* character encoding
@ 2002-10-20 19:01 Hugh Lawson
2002-10-21 7:36 ` Charles Muller
[not found] ` <mailman.1035185597.6743.help-gnu-emacs@gnu.org>
0 siblings, 2 replies; 5+ messages in thread
From: Hugh Lawson @ 2002-10-20 19:01 UTC (permalink / raw)
Sometimes when I cut and past "it's" from a web page into an emacs
buffer it transfers as "it?s". Ditto for other similar events.
How do I fix this?

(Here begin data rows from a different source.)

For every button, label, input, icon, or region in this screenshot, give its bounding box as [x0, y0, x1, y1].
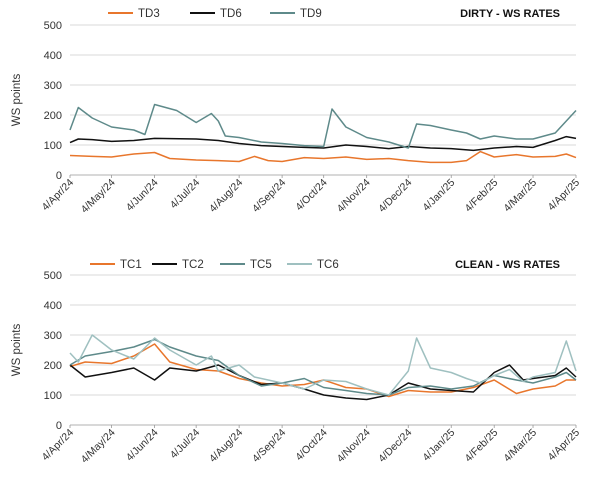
x-tick-label: 4/Oct/24 — [293, 177, 330, 214]
x-tick-label: 4/Apr/24 — [40, 427, 77, 464]
x-tick-label: 4/Apr/24 — [40, 177, 77, 214]
x-tick-label: 4/Jun/24 — [124, 177, 161, 214]
x-tick-label: 4/Feb/25 — [463, 427, 501, 465]
legend-label-td3: TD3 — [138, 8, 160, 20]
x-tick-label: 4/Apr/25 — [546, 177, 583, 214]
x-tick-label: 4/Jan/25 — [420, 427, 457, 464]
y-tick-label: 200 — [44, 360, 62, 372]
clean-ws-rates-chart: 0 100 200 300 400 500 4/Apr/24 4/May/24 4/Jun/24… — [11, 259, 582, 466]
series-line-td9 — [69, 103, 577, 149]
x-tick-label: 4/May/24 — [79, 427, 118, 466]
x-tick-label: 4/Mar/25 — [501, 177, 539, 215]
series-line-td6 — [69, 135, 577, 152]
x-tick-label: 4/Apr/25 — [546, 427, 583, 464]
x-tick-label: 4/Nov/24 — [335, 427, 373, 465]
x-tick-label: 4/Sep/24 — [250, 427, 288, 465]
y-tick-label: 500 — [44, 20, 62, 32]
legend-label-tc6: TC6 — [317, 259, 339, 271]
x-tick-label: 4/Oct/24 — [293, 427, 330, 464]
y-tick-label: 100 — [44, 390, 62, 402]
legend-label-tc5: TC5 — [250, 259, 272, 271]
x-tick-label: 4/Jul/24 — [168, 177, 203, 212]
y-tick-label: 0 — [56, 170, 62, 182]
y-axis-label: WS points — [11, 74, 23, 127]
legend-label-td6: TD6 — [220, 8, 242, 20]
legend-label-tc2: TC2 — [182, 259, 204, 271]
x-tick-label: 4/May/24 — [79, 177, 118, 216]
dirty-ws-rates-chart: 0 100 200 300 400 500 4/Apr/24 4/May/24 4/Jun/24… — [11, 8, 582, 216]
x-tick-label: 4/Nov/24 — [335, 177, 373, 215]
legend-label-td9: TD9 — [300, 8, 322, 20]
x-tick-label: 4/Feb/25 — [463, 177, 501, 215]
x-tick-label: 4/Sep/24 — [250, 177, 288, 215]
y-tick-label: 100 — [44, 140, 62, 152]
series-line-tc6 — [69, 334, 577, 396]
y-tick-label: 300 — [44, 330, 62, 342]
x-tick-label: 4/Aug/24 — [207, 177, 245, 215]
chart-title: DIRTY - WS RATES — [460, 8, 560, 20]
chart-title: CLEAN - WS RATES — [455, 259, 560, 271]
series-line-tc1 — [69, 343, 576, 398]
x-tick-label: 4/Mar/25 — [501, 427, 539, 465]
y-tick-label: 0 — [56, 420, 62, 432]
y-axis-label: WS points — [11, 324, 23, 377]
x-tick-label: 4/Dec/24 — [376, 177, 414, 215]
x-tick-label: 4/Jun/24 — [124, 427, 161, 464]
y-tick-label: 300 — [44, 80, 62, 92]
series-line-tc2 — [69, 364, 577, 401]
y-tick-label: 500 — [44, 270, 62, 282]
x-tick-label: 4/Jul/24 — [168, 427, 203, 462]
y-tick-label: 400 — [44, 50, 62, 62]
y-tick-label: 400 — [44, 300, 62, 312]
x-tick-label: 4/Aug/24 — [207, 427, 245, 465]
series-line-td3 — [69, 150, 577, 164]
y-tick-label: 200 — [44, 110, 62, 122]
x-tick-label: 4/Dec/24 — [376, 427, 414, 465]
x-tick-label: 4/Jan/25 — [420, 177, 457, 214]
legend-label-tc1: TC1 — [120, 259, 142, 271]
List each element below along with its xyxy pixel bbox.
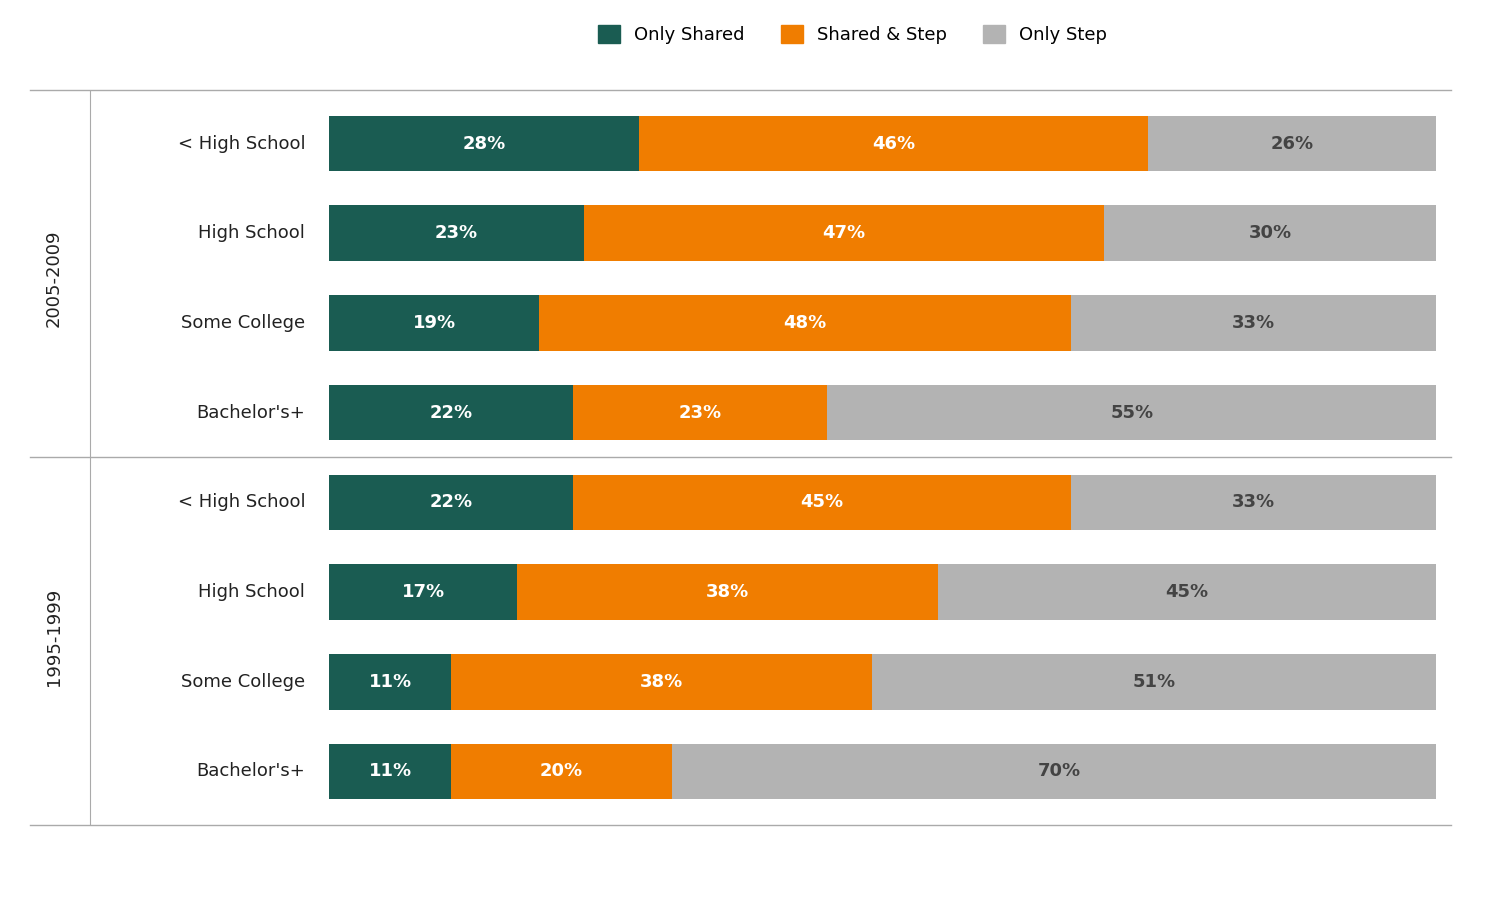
Text: 22%: 22% [429, 493, 473, 511]
Text: Some College: Some College [181, 314, 305, 332]
Text: 70%: 70% [1038, 762, 1082, 780]
Text: 48%: 48% [784, 314, 827, 332]
Text: 1995-1999: 1995-1999 [45, 588, 63, 686]
Text: 11%: 11% [368, 673, 411, 691]
Text: 28%: 28% [462, 135, 506, 152]
Bar [329, 654, 450, 710]
Bar [329, 385, 573, 440]
Text: 33%: 33% [1231, 314, 1275, 332]
Bar [329, 744, 450, 799]
Text: 46%: 46% [872, 135, 916, 152]
Text: 2005-2009: 2005-2009 [45, 230, 63, 327]
Text: Bachelor's+: Bachelor's+ [196, 762, 305, 780]
Bar [518, 564, 938, 620]
Text: 45%: 45% [1165, 583, 1209, 601]
Bar [329, 564, 518, 620]
Text: 17%: 17% [401, 583, 444, 601]
Bar [329, 295, 540, 351]
Text: High School: High School [199, 583, 305, 601]
Text: 19%: 19% [413, 314, 456, 332]
Text: 47%: 47% [823, 224, 866, 242]
Bar [450, 654, 872, 710]
Text: 45%: 45% [800, 493, 844, 511]
Text: Bachelor's+: Bachelor's+ [196, 404, 305, 422]
Bar [1071, 475, 1436, 530]
Text: 30%: 30% [1249, 224, 1291, 242]
Bar [450, 744, 672, 799]
Text: < High School: < High School [178, 135, 305, 152]
Bar [583, 205, 1104, 261]
Bar [573, 385, 827, 440]
Legend: Only Shared, Shared & Step, Only Step: Only Shared, Shared & Step, Only Step [591, 18, 1115, 51]
Text: 11%: 11% [368, 762, 411, 780]
Bar [938, 564, 1436, 620]
Text: 23%: 23% [435, 224, 479, 242]
Bar [573, 475, 1071, 530]
Bar [1104, 205, 1436, 261]
Bar [672, 744, 1447, 799]
Bar [1071, 295, 1436, 351]
Text: 51%: 51% [1132, 673, 1176, 691]
Text: 26%: 26% [1270, 135, 1313, 152]
Text: 20%: 20% [540, 762, 583, 780]
Bar [329, 475, 573, 530]
Text: 33%: 33% [1231, 493, 1275, 511]
Bar [872, 654, 1436, 710]
Text: High School: High School [199, 224, 305, 242]
Text: 38%: 38% [640, 673, 682, 691]
Text: 22%: 22% [429, 404, 473, 422]
Bar [1149, 116, 1436, 171]
Bar [639, 116, 1149, 171]
Bar [329, 116, 639, 171]
Text: Some College: Some College [181, 673, 305, 691]
Bar [329, 205, 583, 261]
Text: 23%: 23% [678, 404, 721, 422]
Text: 38%: 38% [706, 583, 749, 601]
Text: 55%: 55% [1110, 404, 1153, 422]
Text: < High School: < High School [178, 493, 305, 511]
Bar [827, 385, 1436, 440]
Bar [540, 295, 1071, 351]
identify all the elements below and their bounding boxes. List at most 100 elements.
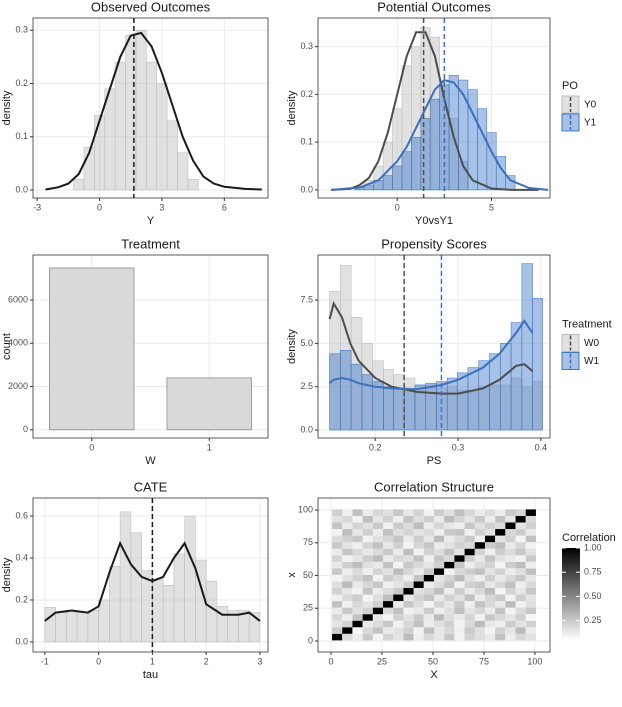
x-tick-label: 3	[257, 656, 262, 666]
heatmap-cell	[515, 535, 526, 543]
y-tick-label: 0.2	[15, 78, 28, 88]
heatmap-cell	[342, 594, 353, 602]
x-tick-label: 0	[329, 656, 334, 666]
heatmap-cell	[423, 587, 434, 595]
heatmap-cell	[495, 587, 506, 595]
heatmap-cell	[515, 542, 526, 549]
heatmap-cell	[393, 607, 404, 615]
y-tick-label: 75	[303, 537, 313, 547]
heatmap-cell	[362, 627, 373, 634]
histogram-bar	[73, 179, 85, 191]
panel-border	[32, 254, 269, 439]
heatmap-cell	[423, 594, 434, 602]
heatmap-cell	[413, 542, 424, 549]
heatmap-cell	[352, 614, 363, 621]
heatmap-cell	[484, 515, 496, 523]
heatmap-cell	[403, 529, 414, 536]
heatmap-cell	[505, 522, 516, 530]
histogram-bar	[521, 263, 533, 431]
chart-title: Treatment	[121, 236, 180, 251]
heatmap-cell	[423, 561, 434, 569]
heatmap-cell	[484, 614, 496, 621]
heatmap-cell	[515, 515, 526, 523]
heatmap-cell	[444, 535, 455, 543]
heatmap-cell	[484, 529, 496, 536]
panel: Potential Outcomes Y0vsY1 density 0.0 0.1 0.2…	[286, 0, 597, 227]
heatmap-cell	[403, 555, 414, 562]
legend-label: W0	[584, 338, 599, 349]
heatmap-cell	[464, 535, 475, 543]
heatmap-cell	[484, 568, 496, 575]
heatmap-cell	[474, 522, 485, 530]
heatmap-cell	[505, 535, 516, 543]
heatmap-cell	[352, 515, 363, 523]
x-tick-label: 25	[377, 656, 387, 666]
heatmap-cell	[332, 581, 343, 588]
heatmap-cell	[484, 574, 496, 582]
histogram-bar	[478, 360, 490, 431]
colorbar-label: 0.75	[584, 567, 602, 577]
panel-background	[33, 498, 268, 652]
heatmap-cell	[423, 607, 434, 615]
heatmap-cell	[454, 633, 465, 641]
heatmap-cell	[413, 515, 424, 523]
heatmap-cell	[372, 509, 384, 516]
heatmap-cell	[454, 627, 465, 634]
x-tick-label: 0	[395, 202, 400, 212]
y-axis-label: density	[1, 557, 13, 592]
heatmap-cell	[342, 568, 353, 575]
panel-border	[317, 254, 551, 439]
heatmap-cell	[362, 594, 373, 602]
heatmap-cell	[342, 614, 353, 621]
heatmap-cell	[383, 548, 394, 556]
heatmap-cell	[362, 601, 373, 608]
heatmap-cell	[423, 509, 434, 516]
heatmap-cell	[525, 587, 536, 595]
heatmap-cell	[505, 509, 516, 516]
histogram-bar	[532, 298, 543, 431]
y-axis-label: density	[286, 90, 298, 125]
x-tick-label: -1	[41, 656, 49, 666]
histogram-bar	[392, 165, 403, 191]
heatmap-cell	[505, 574, 516, 582]
heatmap-cell	[372, 587, 384, 595]
heatmap-cell	[403, 614, 414, 621]
heatmap-cell	[383, 633, 394, 641]
heatmap-cell	[352, 529, 363, 536]
heatmap-cell	[362, 574, 373, 582]
heatmap-cell	[403, 607, 414, 615]
panel-background	[33, 18, 268, 198]
heatmap-cell	[474, 509, 485, 516]
colorbar-label: 0.50	[584, 591, 602, 601]
heatmap-cell	[434, 548, 445, 556]
y-tick-label: 0.0	[15, 636, 28, 646]
heatmap-cell	[515, 633, 526, 641]
heatmap-cell	[444, 574, 455, 582]
y-tick-label: 25	[303, 603, 313, 613]
heatmap-cell	[393, 535, 404, 543]
heatmap-cell	[413, 555, 424, 562]
heatmap-cell	[515, 548, 526, 556]
heatmap-cell	[383, 568, 394, 575]
panel: Propensity Scores PS density 0.0 2.5 5.0 7.5 0.…	[286, 236, 612, 466]
heatmap-cell	[393, 515, 404, 523]
heatmap-cell	[525, 620, 536, 628]
heatmap-cell	[413, 561, 424, 569]
y-tick-label: 4000	[8, 338, 28, 348]
heatmap-cell	[393, 594, 404, 602]
x-tick-label: 5	[489, 202, 494, 212]
heatmap-cell	[342, 561, 353, 569]
density-line	[328, 300, 534, 395]
heatmap-cell	[362, 529, 373, 536]
heatmap-cell	[352, 561, 363, 569]
heatmap-cell	[352, 601, 363, 608]
heatmap-cell	[464, 574, 475, 582]
heatmap-cell	[525, 627, 536, 634]
heatmap-cell	[495, 594, 506, 602]
y-axis-label: density	[1, 90, 13, 125]
x-tick-label: 6	[222, 202, 227, 212]
heatmap-cell	[362, 509, 373, 516]
legend-title: Treatment	[562, 318, 612, 330]
x-tick-label: -3	[33, 202, 41, 212]
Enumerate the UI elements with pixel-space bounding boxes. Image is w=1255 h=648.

What do I need to study?
--
Hugh Lawson
hlawson@triad.rr.com
^ permalink raw reply [flat|nested] 5+ messages in thread
* Re: character encoding
2002-10-20 19:01 character encoding Hugh Lawson
@ 2002-10-21 7:36 ` Charles Muller
[not found] ` <mailman.1035185597.6743.help-gnu-emacs@gnu.org>
1 sibling, 0 replies; 5+ messages in thread
From: Charles Muller @ 2002-10-21 7:36 UTC (permalink / raw)
Cc: help-gnu-emacs
Hugh wrote:
>
> Sometimes when I cut and past "it's" from a web page into an emacs
> buffer it transfers as "it?s". Ditto for other similar events.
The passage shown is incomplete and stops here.